Вместо ответа я довольно быстрым шагом двинулась прочь от холма, у подножия которого и состоялся наш разговор. Теперь холм был доступен и виден, а снег взялся крепкой коркой наста. Мы шли по открытой, лишенной растительности местности, а впереди лежала деревня.
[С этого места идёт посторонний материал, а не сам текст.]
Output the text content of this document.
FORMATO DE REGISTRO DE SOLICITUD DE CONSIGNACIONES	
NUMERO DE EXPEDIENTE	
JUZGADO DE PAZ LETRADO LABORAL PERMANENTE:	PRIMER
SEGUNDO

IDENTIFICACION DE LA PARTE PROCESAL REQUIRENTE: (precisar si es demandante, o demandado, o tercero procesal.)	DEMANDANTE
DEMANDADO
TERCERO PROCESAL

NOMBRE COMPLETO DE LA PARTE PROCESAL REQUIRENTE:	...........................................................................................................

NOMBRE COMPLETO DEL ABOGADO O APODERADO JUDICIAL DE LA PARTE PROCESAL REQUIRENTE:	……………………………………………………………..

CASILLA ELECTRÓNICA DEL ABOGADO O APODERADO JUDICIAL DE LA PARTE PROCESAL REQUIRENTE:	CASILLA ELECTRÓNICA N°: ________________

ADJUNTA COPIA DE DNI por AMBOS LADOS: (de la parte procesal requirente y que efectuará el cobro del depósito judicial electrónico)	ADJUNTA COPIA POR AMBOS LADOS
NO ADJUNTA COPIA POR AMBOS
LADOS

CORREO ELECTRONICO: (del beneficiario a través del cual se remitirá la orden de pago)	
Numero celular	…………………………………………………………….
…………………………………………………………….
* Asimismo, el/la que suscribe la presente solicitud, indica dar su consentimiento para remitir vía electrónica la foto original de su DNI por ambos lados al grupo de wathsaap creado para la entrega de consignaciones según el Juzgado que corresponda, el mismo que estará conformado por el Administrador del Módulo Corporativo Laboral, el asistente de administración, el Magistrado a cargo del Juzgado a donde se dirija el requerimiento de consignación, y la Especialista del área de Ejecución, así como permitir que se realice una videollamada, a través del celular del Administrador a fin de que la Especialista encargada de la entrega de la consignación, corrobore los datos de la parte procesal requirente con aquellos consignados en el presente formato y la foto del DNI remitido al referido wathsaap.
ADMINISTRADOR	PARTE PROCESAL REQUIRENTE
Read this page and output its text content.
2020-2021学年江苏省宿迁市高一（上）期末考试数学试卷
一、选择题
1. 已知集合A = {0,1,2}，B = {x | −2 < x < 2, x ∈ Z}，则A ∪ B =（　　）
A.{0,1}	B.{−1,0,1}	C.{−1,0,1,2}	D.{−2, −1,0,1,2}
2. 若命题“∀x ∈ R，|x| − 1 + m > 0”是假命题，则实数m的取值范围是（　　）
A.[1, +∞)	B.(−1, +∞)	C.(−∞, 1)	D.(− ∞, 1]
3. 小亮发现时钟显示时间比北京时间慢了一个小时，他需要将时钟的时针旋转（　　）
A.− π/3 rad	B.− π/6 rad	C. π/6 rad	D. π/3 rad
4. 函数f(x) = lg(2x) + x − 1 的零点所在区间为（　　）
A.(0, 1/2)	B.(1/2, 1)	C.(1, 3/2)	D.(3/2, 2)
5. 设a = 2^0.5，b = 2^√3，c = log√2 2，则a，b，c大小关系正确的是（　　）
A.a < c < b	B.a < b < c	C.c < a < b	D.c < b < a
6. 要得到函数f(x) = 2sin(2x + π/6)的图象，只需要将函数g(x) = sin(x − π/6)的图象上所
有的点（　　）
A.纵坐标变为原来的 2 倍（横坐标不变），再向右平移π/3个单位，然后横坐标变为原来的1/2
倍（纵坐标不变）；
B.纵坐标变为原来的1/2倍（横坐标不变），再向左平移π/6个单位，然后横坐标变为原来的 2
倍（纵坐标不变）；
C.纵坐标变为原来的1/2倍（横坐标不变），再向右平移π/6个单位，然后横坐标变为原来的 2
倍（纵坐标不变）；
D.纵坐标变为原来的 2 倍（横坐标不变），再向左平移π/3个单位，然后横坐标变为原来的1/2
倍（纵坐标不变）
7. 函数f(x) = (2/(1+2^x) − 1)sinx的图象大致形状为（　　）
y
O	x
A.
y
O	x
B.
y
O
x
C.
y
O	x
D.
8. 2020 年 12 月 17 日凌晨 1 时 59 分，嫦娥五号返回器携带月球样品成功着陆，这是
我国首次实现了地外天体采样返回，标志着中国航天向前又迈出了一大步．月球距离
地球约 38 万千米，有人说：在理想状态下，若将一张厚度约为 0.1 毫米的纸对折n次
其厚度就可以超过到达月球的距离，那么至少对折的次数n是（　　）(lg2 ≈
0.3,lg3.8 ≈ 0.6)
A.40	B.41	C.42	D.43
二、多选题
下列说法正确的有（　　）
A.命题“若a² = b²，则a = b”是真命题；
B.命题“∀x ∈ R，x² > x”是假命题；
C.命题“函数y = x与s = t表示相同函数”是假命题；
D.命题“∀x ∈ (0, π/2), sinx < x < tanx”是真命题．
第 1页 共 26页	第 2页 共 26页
– Не, в деревню сейчас лучше не соваться, – дернула меня за рукав Марина. – Там сейчас все закрылись, собак спустили – никто нас к своему дому близко не подпустит.
– А баба Аня?
– Она тем более. Она же считает, что ты пройдешь обряд, как и все. И ей совсем не хочется быть разорванной. Нам бы сейчас обогнуть деревню и добраться до монастыря. Однажды мне это удалось…
– В смысле?
– Я уже второй раз присутствую на обряде. Я не все тебе рассказала. Когда-то у меня была старшая сестра, а потом родители объявили ей, что она должна пройти обряд. Она не хотела, плакала, но все же пошла – и не вернулась. А пару лет назад то же самое сказали мне. Ну, я подумала – вот пройду обряд и всем вам устрою! И пошла. А меня, оказывается, позвали, чтобы убить, зелья не дали. Но я спаслась, сумев добраться до монастыря. Так что теперь знаю, что там и как. А потом сама к ним вернулась. Эх, дуреха я, дуреха…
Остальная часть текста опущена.